Wednesday, June 17, 2009


The kiss of the sun for pardon,
The song of the birds for mirth,
One is nearer God's heart in a garden
Than anywhere else on earth.
√√√√√√√√~ Dorothy Frances Gurney, "Garden Thoughts"

Well, that's very nice, but our garden is chock full of weeds. Not the invasive kinds which seem to surround Rosaria (like Gorse and Scottish Broom). This is just a whole lot of plants which are growing in places we don't want them. Like, in our garden.

Actually, some of them were gifts from gardening friends, the nature of which we did not understand when we received them.

Indeed, as Voltaire observed in his
Candide, «Il faut cultiver notre jardain.» "We must cultivate our garden," not just let it sit.

I'm reminded of a story of an old farmer who left an acre of land to the Devil in his will. Probate Court, unable to interpret this clause, called upon another old farmer in the area, and a friend of the deceased. Could he help the court with this particular item in the will.

"That's easy sonny," replied the farmer to the judge. "Just leave it alone, and it'll got to the Devil all by itself."

Which is what happened to our garden last summer. We had a fire in our house in June; it was September before we got back into the house, and started re-organizing. In the meantime, the yard was full of workmen and their materials. Garden in the midst of that? Not a chance!

The summer before wasn't great for gardening, either. But that's another story.

So I decided this year, healthy or not, I was going to do something in the garden.

It took an hour and a half to clean out about one square yard of one flower bed this evening. It was that badly overgrown.

Further back in the yard, it took only a few minutes to rake and edge a patch which is filling up nicely with ferns. The only problem is that the ferns are overwhelming the little spruce tree which we planted there before the ferns. The tree will have to move. But where?

After that, I spent about an hour watering -- as in moving the hose and sprinkler from one place to another. And that covered only about half the total garden space.

So I look at it this way: I'll have lots to do for a lot of evenings this summer. Until the mosquitos chase me inside.

Inch by inch, row by row
Gonna make this garden grow
All it takes is a rake and a hoe
And a piece of fertile ground.
√√√√~ words and music by Dave Mellett (sung by John Denver)


Natalie said...

Good job, Bear. When you are done, come over to Natsy's place, because she doesn't get out there much either.....(even though she knows she SHOULD!!!!)xx♥

Rob-bear said...

Natsy: I'll think about coming your way after I work on my place. In the end, you might not want a Bear doing anything in your garden.

Anonymous said...

I've spent all my life chasing dirt, dusting dirt, vacuuming dirt. I'm not going to spend any time weeding it, tilling it, digging it and watering it cuz, soon enough, I'll be UNDER it. IT WILL WIN IN THE END. LOL

Rob-bear said...

Dana: The dirt may win in the end; in the meantime, I'm going to play in it.

Jo ~ said...

I wished I could garden, but I live in the city limits, and there are so many stray cats in the neighborhood I would be fearful of what I might earth up to eat! yikes! I might have to try bucket gardening!

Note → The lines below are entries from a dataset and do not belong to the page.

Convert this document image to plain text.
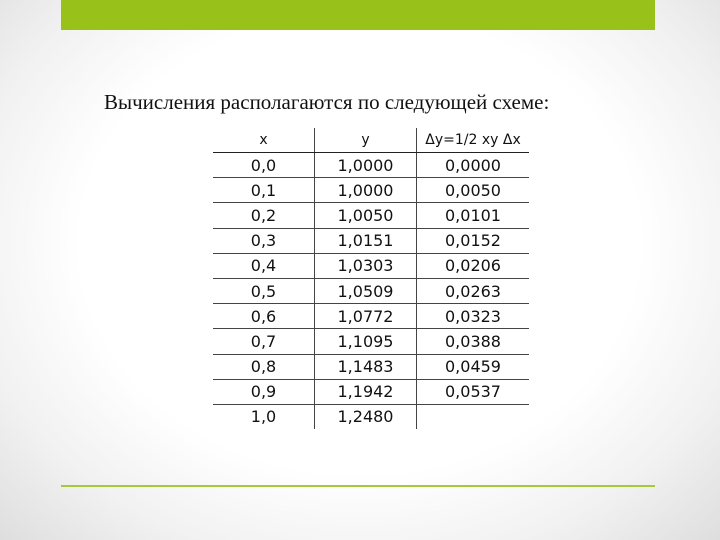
Вычисления располагаются по следующей схеме:
x	y	Δy=1/2 xy Δx
0,0	1,0000	0,0000
0,1	1,0000	0,0050
0,2	1,0050	0,0101
0,3	1,0151	0,0152
0,4	1,0303	0,0206
0,5	1,0509	0,0263
0,6	1,0772	0,0323
0,7	1,1095	0,0388
0,8	1,1483	0,0459
0,9	1,1942	0,0537
1,0	1,2480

Good luck with your gardening endeavors!

Patsy said...

And Rob Bear.... some weeds are lovely too, and they never die!!!


Wendy said...

Trying to start a vegie garden but with four cats and a dog it's very difficult. What would a bear do?

Rob-bear said...

Bella: Saw someone who had a bucket garden. The whole front yard was either cement or big patio stones, and full of buckets. Might work. Thanks for the supportive thoughts. First, we'll do flowers, then see what happens.

Lorna: True, but sometimes as much (or more) nuisance as beauty.

Wendy: First step -- get rid of cats and keep dog inside, except for when going for a walk. Somehow, I don't think that's going to work. Maybe a bucket garden? Put it on your bucket list.

blackbird said...

Oh, it doesn't take much for the weeds to get the upper hand. My time isn't my own right now and it's all that I can do to water and deadhead the roses. I think that the way to enjoying a garden is to look past the jobs that need to be done and just enjoy. I'm still learning how to do that- certainly easier in someone else's garden.

How is gardening in your part of Canada? My sister lives in Colorado and I'm amazed at how different her soil (can you call it that?) and growing season is from Seattle.